吐いた息のあと、ようやく、頬の力が、ぬけた。
ぬけた頬から、また、涙が、伝った。
今度の涙は、安堵の涙でも、悲しみの涙でも、ない、別の涙だった。
別の涙、というのは、自分が、まだ、誰かを、信じることが、できる、という涙だった。
信じることが、できる、というのは、いまの彼女には、何よりの、希望だった。
*
建一は、メモを、もう一度、見た。
「博多消防署、本署、たい」
「うん」
「博多区。ここからは、東に、四キロくらい」
「——四キロ」
「うん」
「——歩いて、どんくらい?」
「みさきさんなら、たぶん、丸一日」
「——丸一日」
「うん。途中、夜は、どこかで、隠れる」
「——」
「明日、行こう」
「——明日」
「うん。今夜は、ここで、休む」
「——いいと?」
「うん。
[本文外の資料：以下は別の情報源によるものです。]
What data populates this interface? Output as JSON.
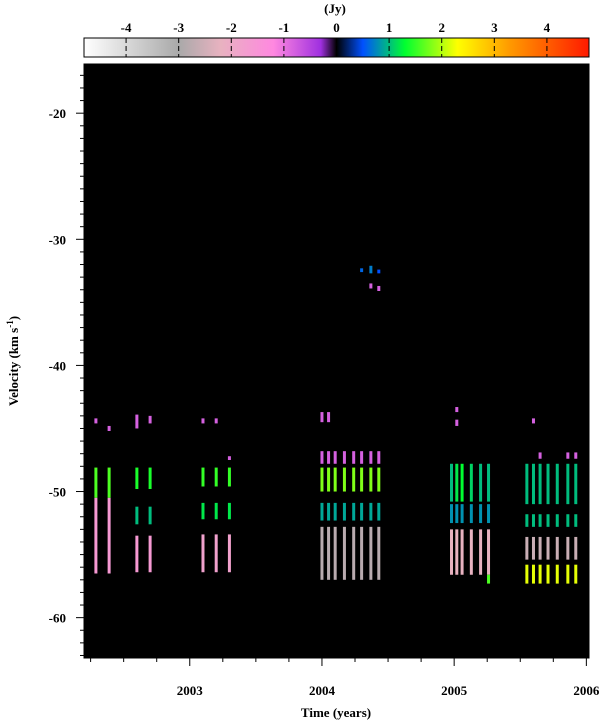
{
  "chart_data": {
    "type": "heatmap",
    "title": "",
    "xlabel": "Time (years)",
    "ylabel": "Velocity (km s",
    "ylabel_superscript": "-1",
    "ylabel_close": ")",
    "xlim": [
      2002.2,
      2006.02
    ],
    "ylim": [
      -63.2,
      -16.1
    ],
    "x_ticks": [
      2003,
      2004,
      2005,
      2006
    ],
    "x_tick_labels": [
      "2003",
      "2004",
      "2005",
      "2006"
    ],
    "y_ticks": [
      -20,
      -30,
      -40,
      -50,
      -60
    ],
    "y_tick_labels": [
      "-20",
      "-30",
      "-40",
      "-50",
      "-60"
    ],
    "colorbar": {
      "label": "(Jy)",
      "range": [
        -4.8,
        4.8
      ],
      "ticks": [
        -4,
        -3,
        -2,
        -1,
        0,
        1,
        2,
        3,
        4
      ],
      "tick_labels": [
        "-4",
        "-3",
        "-2",
        "-1",
        "0",
        "1",
        "2",
        "3",
        "4"
      ],
      "stops": [
        {
          "value": -4.8,
          "color": "#ffffff"
        },
        {
          "value": -3.0,
          "color": "#a9a9a9"
        },
        {
          "value": -2.2,
          "color": "#e8b2c0"
        },
        {
          "value": -1.2,
          "color": "#ff88e0"
        },
        {
          "value": -0.3,
          "color": "#a030e0"
        },
        {
          "value": 0.0,
          "color": "#000000"
        },
        {
          "value": 0.5,
          "color": "#0050ff"
        },
        {
          "value": 1.3,
          "color": "#00ff30"
        },
        {
          "value": 2.3,
          "color": "#ffff00"
        },
        {
          "value": 3.3,
          "color": "#ff9900"
        },
        {
          "value": 4.8,
          "color": "#ff1a00"
        }
      ]
    },
    "background_value": 0,
    "epochs": [
      {
        "t": 2002.29,
        "features": [
          {
            "v": [
              -44.2,
              -44.6
            ],
            "flux": -0.8
          },
          {
            "v": [
              -48.1,
              -50.5
            ],
            "flux": 1.6
          },
          {
            "v": [
              -50.5,
              -56.5
            ],
            "flux": -1.6
          }
        ]
      },
      {
        "t": 2002.39,
        "features": [
          {
            "v": [
              -44.8,
              -45.2
            ],
            "flux": -0.8
          },
          {
            "v": [
              -48.1,
              -50.5
            ],
            "flux": 1.6
          },
          {
            "v": [
              -50.5,
              -56.5
            ],
            "flux": -1.6
          }
        ]
      },
      {
        "t": 2002.6,
        "features": [
          {
            "v": [
              -43.9,
              -45.0
            ],
            "flux": -0.8
          },
          {
            "v": [
              -48.1,
              -49.8
            ],
            "flux": 1.4
          },
          {
            "v": [
              -51.2,
              -52.6
            ],
            "flux": 1.0
          },
          {
            "v": [
              -53.5,
              -56.4
            ],
            "flux": -1.6
          }
        ]
      },
      {
        "t": 2002.7,
        "features": [
          {
            "v": [
              -44.0,
              -44.6
            ],
            "flux": -0.8
          },
          {
            "v": [
              -48.1,
              -49.8
            ],
            "flux": 1.4
          },
          {
            "v": [
              -51.2,
              -52.6
            ],
            "flux": 1.0
          },
          {
            "v": [
              -53.5,
              -56.4
            ],
            "flux": -1.6
          }
        ]
      },
      {
        "t": 2003.1,
        "features": [
          {
            "v": [
              -44.2,
              -44.6
            ],
            "flux": -0.8
          },
          {
            "v": [
              -48.1,
              -49.6
            ],
            "flux": 1.5
          },
          {
            "v": [
              -50.9,
              -52.2
            ],
            "flux": 1.2
          },
          {
            "v": [
              -53.4,
              -56.4
            ],
            "flux": -1.8
          }
        ]
      },
      {
        "t": 2003.2,
        "features": [
          {
            "v": [
              -44.2,
              -44.6
            ],
            "flux": -0.8
          },
          {
            "v": [
              -48.1,
              -49.6
            ],
            "flux": 1.5
          },
          {
            "v": [
              -50.9,
              -52.2
            ],
            "flux": 1.2
          },
          {
            "v": [
              -53.4,
              -56.4
            ],
            "flux": -1.8
          }
        ]
      },
      {
        "t": 2003.3,
        "features": [
          {
            "v": [
              -47.2,
              -47.5
            ],
            "flux": -0.8
          },
          {
            "v": [
              -48.1,
              -49.6
            ],
            "flux": 1.5
          },
          {
            "v": [
              -50.9,
              -52.2
            ],
            "flux": 1.2
          },
          {
            "v": [
              -53.4,
              -56.4
            ],
            "flux": -1.8
          }
        ]
      },
      {
        "t": 2004.0,
        "features": [
          {
            "v": [
              -43.7,
              -44.5
            ],
            "flux": -0.8
          },
          {
            "v": [
              -46.8,
              -47.8
            ],
            "flux": -0.8
          },
          {
            "v": [
              -48.1,
              -50.0
            ],
            "flux": 1.8
          },
          {
            "v": [
              -50.9,
              -52.3
            ],
            "flux": 0.9
          },
          {
            "v": [
              -52.8,
              -57.0
            ],
            "flux": -2.8
          }
        ]
      },
      {
        "t": 2004.05,
        "features": [
          {
            "v": [
              -43.7,
              -44.5
            ],
            "flux": -0.8
          },
          {
            "v": [
              -46.8,
              -47.8
            ],
            "flux": -0.8
          },
          {
            "v": [
              -48.1,
              -50.0
            ],
            "flux": 1.8
          },
          {
            "v": [
              -50.9,
              -52.3
            ],
            "flux": 0.9
          },
          {
            "v": [
              -52.8,
              -57.0
            ],
            "flux": -2.8
          }
        ]
      },
      {
        "t": 2004.1,
        "features": [
          {
            "v": [
              -46.8,
              -47.8
            ],
            "flux": -0.8
          },
          {
            "v": [
              -48.1,
              -50.0
            ],
            "flux": 1.8
          },
          {
            "v": [
              -50.9,
              -52.3
            ],
            "flux": 0.9
          },
          {
            "v": [
              -52.8,
              -57.0
            ],
            "flux": -2.8
          }
        ]
      },
      {
        "t": 2004.17,
        "features": [
          {
            "v": [
              -46.8,
              -47.8
            ],
            "flux": -0.8
          },
          {
            "v": [
              -48.1,
              -50.0
            ],
            "flux": 1.8
          },
          {
            "v": [
              -50.9,
              -52.3
            ],
            "flux": 0.9
          },
          {
            "v": [
              -52.8,
              -57.0
            ],
            "flux": -2.8
          }
        ]
      },
      {
        "t": 2004.24,
        "features": [
          {
            "v": [
              -46.8,
              -47.8
            ],
            "flux": -0.8
          },
          {
            "v": [
              -48.1,
              -50.0
            ],
            "flux": 1.8
          },
          {
            "v": [
              -50.9,
              -52.3
            ],
            "flux": 0.9
          },
          {
            "v": [
              -52.8,
              -57.0
            ],
            "flux": -2.8
          }
        ]
      },
      {
        "t": 2004.3,
        "features": [
          {
            "v": [
              -32.3,
              -32.6
            ],
            "flux": 0.6
          },
          {
            "v": [
              -46.8,
              -47.8
            ],
            "flux": -0.8
          },
          {
            "v": [
              -48.1,
              -50.0
            ],
            "flux": 1.8
          },
          {
            "v": [
              -50.9,
              -52.3
            ],
            "flux": 0.9
          },
          {
            "v": [
              -52.8,
              -57.0
            ],
            "flux": -2.8
          }
        ]
      },
      {
        "t": 2004.37,
        "features": [
          {
            "v": [
              -32.1,
              -32.7
            ],
            "flux": 0.7
          },
          {
            "v": [
              -33.5,
              -33.9
            ],
            "flux": -0.8
          },
          {
            "v": [
              -46.8,
              -47.8
            ],
            "flux": -0.8
          },
          {
            "v": [
              -48.1,
              -50.0
            ],
            "flux": 1.8
          },
          {
            "v": [
              -50.9,
              -52.3
            ],
            "flux": 0.9
          },
          {
            "v": [
              -52.8,
              -57.0
            ],
            "flux": -2.8
          }
        ]
      },
      {
        "t": 2004.43,
        "features": [
          {
            "v": [
              -32.4,
              -32.7
            ],
            "flux": 0.5
          },
          {
            "v": [
              -33.7,
              -34.1
            ],
            "flux": -0.8
          },
          {
            "v": [
              -46.8,
              -47.8
            ],
            "flux": -0.8
          },
          {
            "v": [
              -48.1,
              -50.0
            ],
            "flux": 1.8
          },
          {
            "v": [
              -50.9,
              -52.3
            ],
            "flux": 0.9
          },
          {
            "v": [
              -52.8,
              -57.0
            ],
            "flux": -2.8
          }
        ]
      },
      {
        "t": 2004.98,
        "features": [
          {
            "v": [
              -47.8,
              -50.8
            ],
            "flux": 1.0
          },
          {
            "v": [
              -51.0,
              -52.5
            ],
            "flux": 0.8
          },
          {
            "v": [
              -53.0,
              -56.6
            ],
            "flux": -2.2
          }
        ]
      },
      {
        "t": 2005.02,
        "features": [
          {
            "v": [
              -43.3,
              -43.7
            ],
            "flux": -0.8
          },
          {
            "v": [
              -44.3,
              -44.8
            ],
            "flux": -0.8
          },
          {
            "v": [
              -47.8,
              -50.8
            ],
            "flux": 1.2
          },
          {
            "v": [
              -51.0,
              -52.5
            ],
            "flux": 0.8
          },
          {
            "v": [
              -53.0,
              -56.6
            ],
            "flux": -2.2
          }
        ]
      },
      {
        "t": 2005.06,
        "features": [
          {
            "v": [
              -47.8,
              -50.8
            ],
            "flux": 1.3
          },
          {
            "v": [
              -51.0,
              -52.5
            ],
            "flux": 0.8
          },
          {
            "v": [
              -53.0,
              -56.6
            ],
            "flux": -2.2
          }
        ]
      },
      {
        "t": 2005.13,
        "features": [
          {
            "v": [
              -47.8,
              -50.8
            ],
            "flux": 1.1
          },
          {
            "v": [
              -51.0,
              -52.5
            ],
            "flux": 0.8
          },
          {
            "v": [
              -53.0,
              -56.6
            ],
            "flux": -2.2
          }
        ]
      },
      {
        "t": 2005.2,
        "features": [
          {
            "v": [
              -47.8,
              -50.8
            ],
            "flux": 1.0
          },
          {
            "v": [
              -51.0,
              -52.5
            ],
            "flux": 0.8
          },
          {
            "v": [
              -53.0,
              -56.6
            ],
            "flux": -2.2
          }
        ]
      },
      {
        "t": 2005.26,
        "features": [
          {
            "v": [
              -47.8,
              -50.8
            ],
            "flux": 1.0
          },
          {
            "v": [
              -51.0,
              -52.5
            ],
            "flux": 0.8
          },
          {
            "v": [
              -53.0,
              -56.6
            ],
            "flux": -2.2
          },
          {
            "v": [
              -56.6,
              -57.3
            ],
            "flux": 1.6
          }
        ]
      },
      {
        "t": 2005.55,
        "features": [
          {
            "v": [
              -47.8,
              -51.0
            ],
            "flux": 1.0
          },
          {
            "v": [
              -51.8,
              -52.8
            ],
            "flux": 1.0
          },
          {
            "v": [
              -53.6,
              -55.4
            ],
            "flux": -2.6
          },
          {
            "v": [
              -55.8,
              -57.3
            ],
            "flux": 2.2
          }
        ]
      },
      {
        "t": 2005.6,
        "features": [
          {
            "v": [
              -44.2,
              -44.6
            ],
            "flux": -0.8
          },
          {
            "v": [
              -47.8,
              -51.0
            ],
            "flux": 1.0
          },
          {
            "v": [
              -51.8,
              -52.8
            ],
            "flux": 1.0
          },
          {
            "v": [
              -53.6,
              -55.4
            ],
            "flux": -2.6
          },
          {
            "v": [
              -55.8,
              -57.3
            ],
            "flux": 2.2
          }
        ]
      },
      {
        "t": 2005.65,
        "features": [
          {
            "v": [
              -46.9,
              -47.4
            ],
            "flux": -0.8
          },
          {
            "v": [
              -47.8,
              -51.0
            ],
            "flux": 1.0
          },
          {
            "v": [
              -51.8,
              -52.8
            ],
            "flux": 1.0
          },
          {
            "v": [
              -53.6,
              -55.4
            ],
            "flux": -2.6
          },
          {
            "v": [
              -55.8,
              -57.3
            ],
            "flux": 2.2
          }
        ]
      },
      {
        "t": 2005.71,
        "features": [
          {
            "v": [
              -47.8,
              -51.0
            ],
            "flux": 1.0
          },
          {
            "v": [
              -51.8,
              -52.8
            ],
            "flux": 1.0
          },
          {
            "v": [
              -53.6,
              -55.4
            ],
            "flux": -2.6
          },
          {
            "v": [
              -55.8,
              -57.3
            ],
            "flux": 2.2
          }
        ]
      },
      {
        "t": 2005.78,
        "features": [
          {
            "v": [
              -47.8,
              -51.0
            ],
            "flux": 1.0
          },
          {
            "v": [
              -51.8,
              -52.8
            ],
            "flux": 1.0
          },
          {
            "v": [
              -53.6,
              -55.4
            ],
            "flux": -2.6
          },
          {
            "v": [
              -55.8,
              -57.3
            ],
            "flux": 2.2
          }
        ]
      },
      {
        "t": 2005.86,
        "features": [
          {
            "v": [
              -46.9,
              -47.4
            ],
            "flux": -0.8
          },
          {
            "v": [
              -47.8,
              -51.0
            ],
            "flux": 1.0
          },
          {
            "v": [
              -51.8,
              -52.8
            ],
            "flux": 1.0
          },
          {
            "v": [
              -53.6,
              -55.4
            ],
            "flux": -2.6
          },
          {
            "v": [
              -55.8,
              -57.3
            ],
            "flux": 2.2
          }
        ]
      },
      {
        "t": 2005.92,
        "features": [
          {
            "v": [
              -46.9,
              -47.4
            ],
            "flux": -0.8
          },
          {
            "v": [
              -47.8,
              -51.0
            ],
            "flux": 1.0
          },
          {
            "v": [
              -51.8,
              -52.8
            ],
            "flux": 1.0
          },
          {
            "v": [
              -53.6,
              -55.4
            ],
            "flux": -2.6
          },
          {
            "v": [
              -55.8,
              -57.3
            ],
            "flux": 2.2
          }
        ]
      }
    ]
  }
}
あんたの家、誰も、おらん。鍵も、ある。窓が、無事なら、ここが、いま、いちばん、安全」
「——うん」
美咲は、ようやく、入口のドアを、潜った。
潜って、エントランスの、階段を、上り始めた。
三階まで、二十分、かかった。
建一は、ずっと、彼女の、すこし斜め後ろを、ついてきた。
*
三〇五号室の、ドアを、開けた。
部屋は、彼女が、三月十日に、出張に出るときに、整えた、まま、だった。
ベッドは、シーツが、きれいに、ピンと張ってあった。
台所のテーブルの上には、彼女が、出張前に、最後に、飲んだ、コーヒーのカップが、まだ、置いてあった。
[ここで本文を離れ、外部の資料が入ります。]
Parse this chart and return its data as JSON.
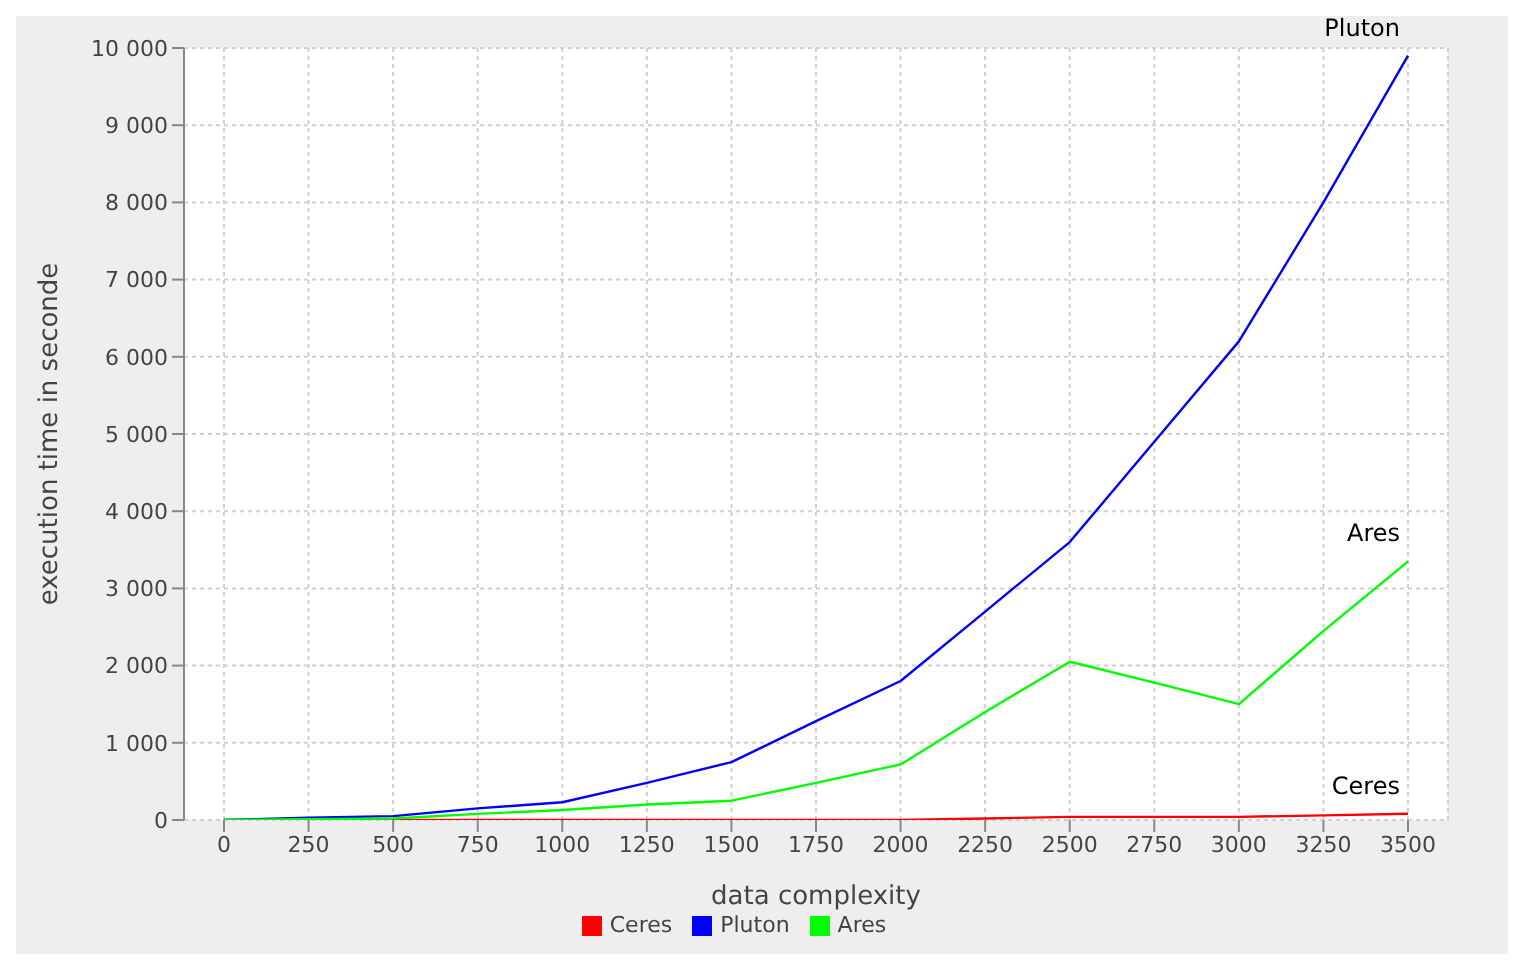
{
  "chart_data": {
    "type": "line",
    "xlabel": "data complexity",
    "ylabel": "execution time in seconde",
    "categories": [
      "0",
      "250",
      "500",
      "750",
      "1000",
      "1250",
      "1500",
      "1750",
      "2000",
      "2250",
      "2500",
      "2750",
      "3000",
      "3250",
      "3500"
    ],
    "series": [
      {
        "name": "Ceres",
        "color": "#ff0000",
        "values": [
          0,
          0,
          0,
          0,
          0,
          0,
          0,
          0,
          0,
          20,
          40,
          40,
          40,
          60,
          80
        ]
      },
      {
        "name": "Pluton",
        "color": "#0000ff",
        "values": [
          0,
          30,
          50,
          150,
          230,
          480,
          750,
          1280,
          1800,
          2700,
          3600,
          4900,
          6200,
          8000,
          9900
        ]
      },
      {
        "name": "Ares",
        "color": "#00ff00",
        "values": [
          0,
          10,
          20,
          80,
          130,
          200,
          250,
          480,
          720,
          1400,
          2050,
          1780,
          1500,
          2450,
          3350
        ]
      }
    ],
    "ylim": [
      0,
      10000
    ],
    "yticks": [
      0,
      {
        "value": 1000,
        "label": "1 000"
      },
      {
        "value": 2000,
        "label": "2 000"
      },
      {
        "value": 3000,
        "label": "3 000"
      },
      {
        "value": 4000,
        "label": "4 000"
      },
      {
        "value": 5000,
        "label": "5 000"
      },
      {
        "value": 6000,
        "label": "6 000"
      },
      {
        "value": 7000,
        "label": "7 000"
      },
      {
        "value": 8000,
        "label": "8 000"
      },
      {
        "value": 9000,
        "label": "9 000"
      },
      {
        "value": 10000,
        "label": "10 000"
      }
    ],
    "grid": true,
    "legend": "bottom",
    "marker": "none",
    "line_style": "solid"
  }
}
カップの底に、コーヒーの、乾いた、薄い、輪が、残っていた。
二ヶ月分の、彼女の、不在の輪、だった。
美咲は、リビングの、ソファに、しばらく、腰かけた。
腰かけて、しばらく、家具を、見回した。テレビ、本棚、観葉植物。観葉植物は、誰も水をやらないあいだに、葉が、すべて、茶色く、しおれていた。
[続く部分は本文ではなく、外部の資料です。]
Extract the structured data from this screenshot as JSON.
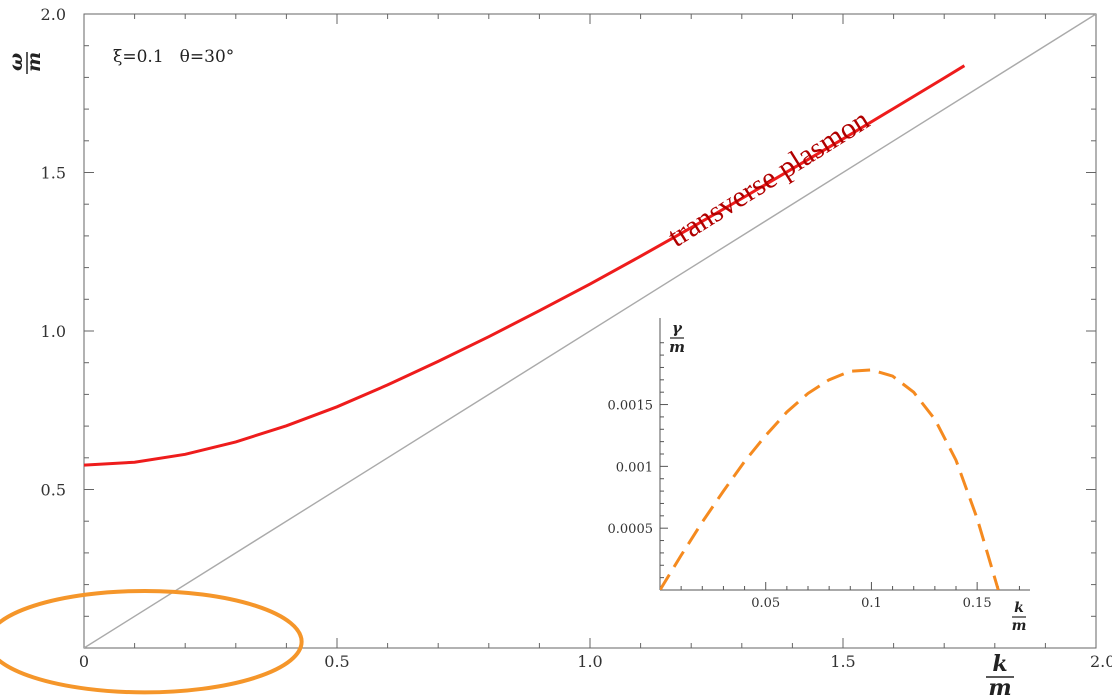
{
  "chart_data": [
    {
      "type": "line",
      "name": "main",
      "xlim": [
        0,
        2.0
      ],
      "ylim": [
        0,
        2.0
      ],
      "x_ticks": [
        0,
        0.5,
        1.0,
        1.5,
        2.0
      ],
      "x_tick_labels": [
        "0",
        "0.5",
        "1.0",
        "1.5",
        "2.0"
      ],
      "y_ticks": [
        0.5,
        1.0,
        1.5,
        2.0
      ],
      "y_tick_labels": [
        "0.5",
        "1.0",
        "1.5",
        "2.0"
      ],
      "xlabel": {
        "num": "k",
        "den": "m"
      },
      "ylabel": {
        "num": "ω",
        "den": "m"
      },
      "parameters": {
        "xi": "ξ=0.1",
        "theta": "θ=30°"
      },
      "grid": false,
      "series": [
        {
          "name": "transverse plasmon",
          "style": "solid",
          "color": "#ee1c1c",
          "x": [
            0,
            0.1,
            0.2,
            0.3,
            0.4,
            0.5,
            0.6,
            0.7,
            0.8,
            0.9,
            1.0,
            1.1,
            1.2,
            1.3,
            1.4,
            1.5,
            1.6,
            1.7,
            1.74
          ],
          "y": [
            0.577,
            0.586,
            0.611,
            0.65,
            0.701,
            0.761,
            0.83,
            0.904,
            0.982,
            1.064,
            1.148,
            1.236,
            1.326,
            1.418,
            1.512,
            1.606,
            1.702,
            1.798,
            1.837
          ]
        },
        {
          "style": "solid",
          "color": "#aaaaaa",
          "x": [
            0,
            2.0
          ],
          "y": [
            0,
            2.0
          ]
        }
      ],
      "annotations": [
        {
          "type": "ellipse",
          "color": "#f5962a",
          "cx": 0.12,
          "cy": 0.02,
          "rx": 0.31,
          "ry": 0.16
        }
      ]
    },
    {
      "type": "line",
      "name": "inset",
      "xlim": [
        0,
        0.175
      ],
      "ylim": [
        0,
        0.0022
      ],
      "x_ticks": [
        0.05,
        0.1,
        0.15
      ],
      "x_tick_labels": [
        "0.05",
        "0.1",
        "0.15"
      ],
      "y_ticks": [
        0.0005,
        0.001,
        0.0015
      ],
      "y_tick_labels": [
        "0.0005",
        "0.001",
        "0.0015"
      ],
      "xlabel": {
        "num": "k",
        "den": "m"
      },
      "ylabel": {
        "num": "γ",
        "den": "m"
      },
      "series": [
        {
          "style": "dashed",
          "color": "#f58a1f",
          "x": [
            0,
            0.01,
            0.02,
            0.03,
            0.04,
            0.05,
            0.06,
            0.07,
            0.08,
            0.09,
            0.1,
            0.11,
            0.12,
            0.13,
            0.14,
            0.15,
            0.155,
            0.16
          ],
          "y": [
            0,
            0.00028,
            0.00055,
            0.0008,
            0.00104,
            0.00125,
            0.00144,
            0.00159,
            0.0017,
            0.00177,
            0.00178,
            0.00173,
            0.0016,
            0.00138,
            0.00105,
            0.00058,
            0.00029,
            0
          ]
        }
      ]
    }
  ]
}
しおれていた、しかし、まだ、植物の形は、保っていた。
完全には、死んでいなかった。
建一は、玄関のそばに、立っていた。
「——上がっていいと?」
「うん、よか、もちろん」
「——」
「お邪魔します」と、建一は、丁寧に、頭を下げた。
その丁寧さが、ふしぎだった。
ゾンビが歩く街で、玄関で、お邪魔します、と言う男が、いた。
いま、それは、ふつうの、来客のように、聞こえた。
ふつうの、来客のように、聞こえる、ということが、美咲には、しばらく、ありがたかった。
*
夕方。
美咲は、自分の、寝室に、入った。
ベッドの脇の、サイドテーブルに、翔太と、二人で写った、写真が、立っていた。
去年の秋、糸島の、海岸で、撮った写真だった。
翔太は、笑っていた。彼の笑い方は、口の左端が、わずかに、上がる、特徴的な笑い方だった。その笑い方を、美咲は、写真の中に、見つけた。
まだ、覚えていた。
二ヶ月、寝ていたのに、覚えていた。
覚えている、ということが、彼女には、しばらく、嬉しかった。
彼女は、写真を、手に取った。
写真の中の翔太に、彼女は、心のなかで、つぶやいた。
「翔太、わたし、生きとう」
「翔太、生きとう?」
「翔太、待っとってね」
「明日、行く」
「明日、絶対、行く」
*
夜、建一は、ソファで、寝た。
美咲は、自分のベッドで、寝た。
二ヶ月ぶりの、自分のベッドの、シーツの感触は、ふしぎに、よそよそしかった。よそよそしいのに、心の奥のどこかで、安心した。
外で、ときどき、何かの音が、した。
遠かった。
遠い音は、ときどき、止まって、ときどき、また、しはじめた。
眠る前に、美咲は、もう一度、翔太のメモを、開いた。
「俺は、ずっと、待っとう」
その一行を、彼女は、何度も、読んだ。
読みながら、彼女は、思った。
翔太も、たぶん、自分を、待っている。
待っている人がいる、というのが、いまの彼女に、明日、歩く、力を、与えた。
眠ったあと、彼女は、夢を、見なかった。
夢を、見ない、ということが、二ヶ月ぶりに、ちゃんと、眠れた証だった。
春の終わりの、四日目の夜が、こうして、過ぎていった。